El próximo lunes 25 de septiembre a las 12:30h, en el salón de actos del edificio 1H de l’Escola Tècnica Superior d’Enginyeria Informàtica, Laura Titolo y Marco Feliu, miembros del grupo de investigación en métodos formales de NASA Langley, imparten un par de charlas sobre las tareas que están desarrollando actualmente en este centro de investigación de la NASA.

 

Formal methods for safety-critical avionics systems

Part 1: Dr. Laura Titolo
Static Analysis of Floating-Point Programs by Abstract Interpretation
Floating-point arithmetic is an efficient solution for approximating computations on real numbers, which has been extensively used over the past decades in a wide range of applications. The main drawback of floating-point computation is the presence of round-off errors that can make the final floating-point result very different from the one that would be obtained by using real arithmetic. This issue becomes problematic for safety-critical applications, such as aerospace and air-traffic control software. In fact, for these applications, even a small error can lead to catastrophic consequences. For this reason, it becomes essential to estimate the round-off error of floating-point computations in a sound and certified way.
In this presentation, a static analysis framework based on abstract interpretation is presented to deal with this problem.
The static analyzer PRECISA (Program Round-off Error Certifier vIa Static Analysis) implements this technique and automatically computes an over-approximation for the round-off error of an input program. In addition, it provides a certificate that can be externally checked by a theorem prover that ensures its soundness.
PRECISA has several features: it is fully-automatic, it is certified via PVS, it is able to deal with a wide variety of arithmetic functions, even non-continuous ones, it can handle the intrinsical instability of conditionals (if-then-else) and recursion in a sound way, and it is modular, supporting scalable analysis of complex programs.
Laura Titolo is a postdoctoral research scholar at the National Institute of Aerospace (Hampton, VA, USA) and member of the NASA Langley Formal Methods Team.
She received her PhD in Computer Science from the University of Udine in May 2014.
Her research interest include abstract interpretation, static analysis, automatic verification of hybrid systems, and numerical analysis of floating-point programs.
Part 2: Dr.

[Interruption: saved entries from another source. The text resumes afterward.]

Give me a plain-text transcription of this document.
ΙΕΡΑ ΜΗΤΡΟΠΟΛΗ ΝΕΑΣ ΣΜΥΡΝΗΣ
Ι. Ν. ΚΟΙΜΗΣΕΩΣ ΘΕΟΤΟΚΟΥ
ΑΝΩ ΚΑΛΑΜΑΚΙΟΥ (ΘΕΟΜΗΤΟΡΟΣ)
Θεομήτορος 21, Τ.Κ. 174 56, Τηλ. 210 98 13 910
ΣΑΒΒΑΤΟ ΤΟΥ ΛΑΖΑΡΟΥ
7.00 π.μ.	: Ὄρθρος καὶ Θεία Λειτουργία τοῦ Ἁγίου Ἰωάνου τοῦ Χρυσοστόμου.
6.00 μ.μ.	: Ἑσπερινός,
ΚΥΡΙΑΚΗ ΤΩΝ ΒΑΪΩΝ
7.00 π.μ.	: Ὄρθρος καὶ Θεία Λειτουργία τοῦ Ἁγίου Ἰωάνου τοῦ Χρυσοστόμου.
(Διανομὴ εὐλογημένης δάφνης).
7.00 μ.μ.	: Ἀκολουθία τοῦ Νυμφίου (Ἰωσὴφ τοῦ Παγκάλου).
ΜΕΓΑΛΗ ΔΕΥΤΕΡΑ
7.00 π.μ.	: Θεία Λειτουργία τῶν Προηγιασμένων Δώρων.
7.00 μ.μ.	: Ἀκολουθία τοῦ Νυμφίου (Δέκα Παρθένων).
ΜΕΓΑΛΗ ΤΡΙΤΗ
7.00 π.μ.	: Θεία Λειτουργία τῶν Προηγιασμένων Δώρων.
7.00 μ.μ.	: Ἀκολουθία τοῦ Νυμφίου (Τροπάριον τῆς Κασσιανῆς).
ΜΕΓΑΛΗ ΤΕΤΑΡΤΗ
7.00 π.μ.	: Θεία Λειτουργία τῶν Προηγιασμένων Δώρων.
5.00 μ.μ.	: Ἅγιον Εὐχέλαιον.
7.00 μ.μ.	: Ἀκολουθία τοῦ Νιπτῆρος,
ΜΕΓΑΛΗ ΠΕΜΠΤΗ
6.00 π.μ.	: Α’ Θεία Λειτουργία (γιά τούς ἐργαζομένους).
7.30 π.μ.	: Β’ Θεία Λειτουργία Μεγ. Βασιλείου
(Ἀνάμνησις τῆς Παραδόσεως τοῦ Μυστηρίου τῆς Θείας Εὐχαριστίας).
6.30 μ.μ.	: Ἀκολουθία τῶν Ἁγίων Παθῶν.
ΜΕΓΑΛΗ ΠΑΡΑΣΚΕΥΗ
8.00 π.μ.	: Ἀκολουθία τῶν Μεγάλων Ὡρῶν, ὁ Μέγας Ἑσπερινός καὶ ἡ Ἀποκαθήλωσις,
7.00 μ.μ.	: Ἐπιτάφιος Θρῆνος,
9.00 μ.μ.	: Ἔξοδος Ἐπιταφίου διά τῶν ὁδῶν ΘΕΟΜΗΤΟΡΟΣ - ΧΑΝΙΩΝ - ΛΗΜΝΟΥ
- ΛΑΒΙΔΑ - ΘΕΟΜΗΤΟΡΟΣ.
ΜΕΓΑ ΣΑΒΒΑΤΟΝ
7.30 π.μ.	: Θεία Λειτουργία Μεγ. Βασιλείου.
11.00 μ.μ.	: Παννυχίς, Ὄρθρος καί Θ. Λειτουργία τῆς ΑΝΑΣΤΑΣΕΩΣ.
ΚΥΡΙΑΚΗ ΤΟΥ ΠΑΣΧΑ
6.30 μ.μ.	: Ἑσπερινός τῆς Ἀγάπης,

Marco Feliu
Verification-driven development of ICAROUS based on automatic reachability analysis

The Integrated and Configurable Algorithms for Reliable Operations of Unmanned Systems (ICAROUS) is a software architecture being developed for the robust integration of mission-specific software modules and highly assured core software modules.
This talk presents the use of automatic reachability analysis during the development of ICAROUS, as a first step towards a broader formal verification effort of the software architecture.
It shows how simulation based on state-space exploration and LTL model checking has been performed on a formal executable specification of the system in rewriting logic.
Overall, this effort has unveiled issues such as deadlocks and undesired behavior, and has helped improve the ICAROUS design and source code.
Short bio:
Marco A. Feliu is a postdoctoral research scholar at the National Institute of Aerospace (Hampton, VA, USA) and member of the NASA Langley Formal Methods Team.
He received his PhD in Computer Science from the Universitat Politecnica of Valencia in October 2013.
His research interests include declarative programming languages, program analysis, and synthesis.